Meow Wolf allegedly promised Oliver an “artist revenue share” for her work as part of what was then considered an art collective. She says she was only paid $2,000, even though the company went on to raise millions from investors, eventually expanding to Las Vegas and Denver.
Last week, Judge Steven C. Yarbrough ruled that should the case be heard by a jury, Meow Wolf will be allowed to bring evidence that Oliver had deleted five years of email correspondence prior to initiating litigation, Courthouse News reported. Previously, Khalsa had denied the company’s motion to issue sanctions on the matter, ruling that Oliver had not been planning to sue Meow Wolf when she deleted the messages in July 2018.
But Meow Wolf’s legal team discovered new evidence that made Khalsa change her mind. A day before the mass deletion, Oliver had sent a text message asking for someone to help her find a “big gun” attorney who would help her secure a better deal with Meow Wolf.
After reviewing new evidence, Judge Yarbrough ruled that Oliver “acted in bad faith” because “litigation was reasonably foreseeable” given the deteriorating state of her relationship with Meow Wolf.
“The court found the timing of the deletion to be suspicious” as it came at a period of “a rising dispute” surrounding Space Owl, Khalsa wrote. The judge also noted, however, that she was not convinced that the “deleted [emails] contained information that, if discovered, would have harmed [Oliver’s] case.”
Oliver claimed she stopped using the email address in 2015, after she learned it had been compromised in a hacking attack perpetrated against her insurance company, Anthem Blue Cross Blue Shield. She set up an auto-response to let contacts know the address was inactive, and conducted almost all of her correspondence with Meow Wolf at a new email account.

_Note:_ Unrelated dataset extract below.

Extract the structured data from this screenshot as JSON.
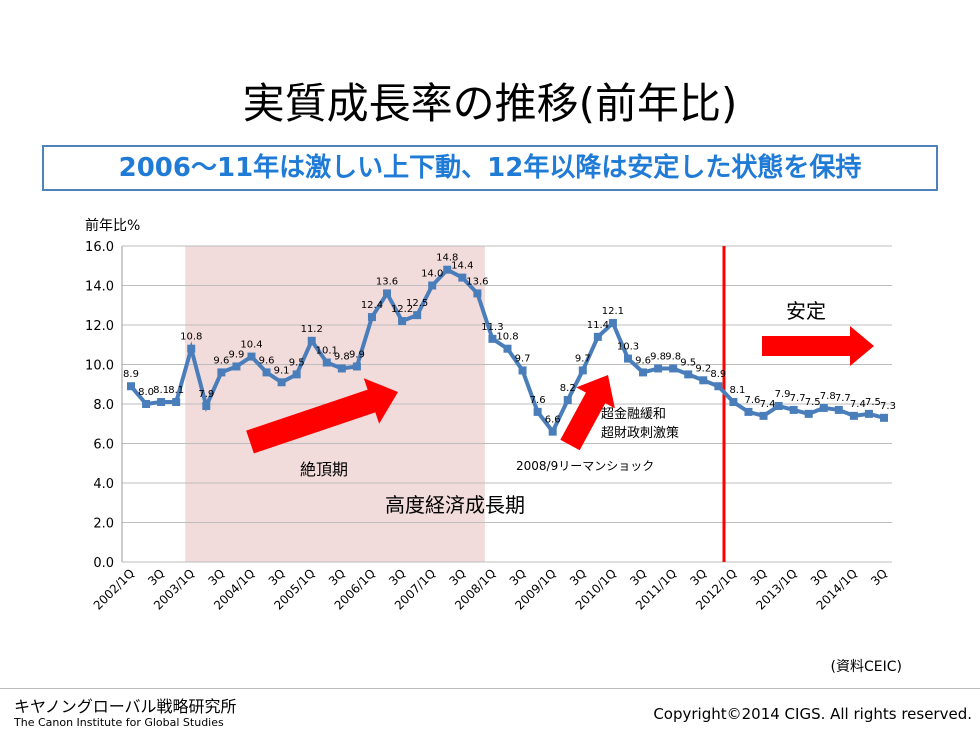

“The court’s ruling is complex, and we are weighing our options,” Oliver’s lawyer, Jesse A. Boyd, told Artnet News in an email. “We disagree with many of the findings of the judge, and this should not distract from the merits of the case. We intend to demonstrate at trial that Meow Wolf, Inc., impersonated an art collective in order to misappropriate the work of dozens of artists, including Lauren’s, as well as the labor of hundreds of volunteers and the financial support of the Santa Fe community in order to launch their entertainment empire.”
The latest ruling is just a small part of the case pending before Khalsa, who has scheduled a settlement conference for January 18. If the two sides fail to reach an agreement, the long-running dispute could go to trial.
As of press time, lawyers for Meow Wolf had not responded to inquiries from Artnet News.
In the lawsuit, Oliver is seeking more than $1 million in compensation, arguing that Space Owl, which she first created in 2006, was integral to Meow Wolf’s initial success, and widely used in its marketing and merchandise. Artnet News included “House of Eternal Return” on its list of the 100 defining works of the decade, with a photo of Space Owl illustrating the groundbreaking installation.